By Paula Deen
- Prep time: 15 minutes
- Cook time: 15 minutes
- Servings: 15
- 2 1/2 lb split chicken breasts
- 3 quarts water
- 3 chopped ribs celery
- 1 large quartered yellow onion
- 1/4 cup butter
- 1 chopped sweet onion
- 1 chopped red bell pepper
- 2 seeded and minced jalapeño peppers
- 2 cloves minced garlic
- 1/4 cup all purpose flour
- 1 (28-ounce) can undrained petite diced tomatoes
- 2 tablespoons chopped fresh cilantro
- 3 teaspoons ground cumin
- 1 1/2 teaspoons salt
- 1 teaspoon chili powder
- 2 tablespoons lime juice
- 3 tablespoons vegetable oil
- 6 cut into thin strips corn tortillas
- cilantro (optional) sour cream
In a large Dutch oven, combine chicken breast, water, celery, and yellow onion. Bring to a boil over medium-high heat; reduce heat, and simmer 45 minutes, or until chicken is tender. Remove chicken from broth; reserve broth.

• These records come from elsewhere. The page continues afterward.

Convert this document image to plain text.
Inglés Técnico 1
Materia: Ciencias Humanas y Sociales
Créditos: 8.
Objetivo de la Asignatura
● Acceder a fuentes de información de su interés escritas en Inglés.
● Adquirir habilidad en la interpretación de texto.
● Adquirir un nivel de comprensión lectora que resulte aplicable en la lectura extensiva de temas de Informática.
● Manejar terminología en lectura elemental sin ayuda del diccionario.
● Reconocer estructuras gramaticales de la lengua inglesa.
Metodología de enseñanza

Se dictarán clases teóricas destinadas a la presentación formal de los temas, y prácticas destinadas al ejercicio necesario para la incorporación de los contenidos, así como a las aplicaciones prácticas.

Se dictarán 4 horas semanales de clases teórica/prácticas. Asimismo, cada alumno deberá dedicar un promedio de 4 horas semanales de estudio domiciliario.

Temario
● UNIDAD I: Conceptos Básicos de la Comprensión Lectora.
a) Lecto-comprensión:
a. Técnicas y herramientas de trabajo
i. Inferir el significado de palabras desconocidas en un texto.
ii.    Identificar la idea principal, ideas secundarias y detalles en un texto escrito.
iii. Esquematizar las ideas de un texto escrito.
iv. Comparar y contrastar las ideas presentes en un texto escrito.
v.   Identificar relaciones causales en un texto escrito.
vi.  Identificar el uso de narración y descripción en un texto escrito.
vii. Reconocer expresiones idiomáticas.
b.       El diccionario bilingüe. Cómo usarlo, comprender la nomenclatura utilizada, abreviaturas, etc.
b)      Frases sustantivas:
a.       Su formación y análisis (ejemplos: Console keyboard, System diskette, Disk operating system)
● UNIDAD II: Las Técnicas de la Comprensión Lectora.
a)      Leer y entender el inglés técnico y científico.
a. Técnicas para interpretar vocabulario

Let chicken cool slightly; skin and bone chicken. Shred chicken, and set aside. Strain broth, discarding vegetables, set aside.
In Dutch oven, melt butter over medium-high heat; add sweet onion, bell pepper, jalapeños, and garlic. Cook 6 to 7 minutes, or until tender. Stir in flour, and cook 2 minutes, stirring constantly. Add tomatoes, 10 cups reserved chicken broth, shredded chicken, cilantro, cumin, salt, and chili powder. Bring to a boil, reduce heat, and simmer 20 minutes. Stir in lime juice.
In a small skillet, heat vegetable oil over medium-high heat. Fry tortilla strips, in batches, until crispy; drain on paper towels.
Ladle soup into bowls, top with crispy tortilla strips. Garnish with a dollop of sour cream and cilantro, if desired.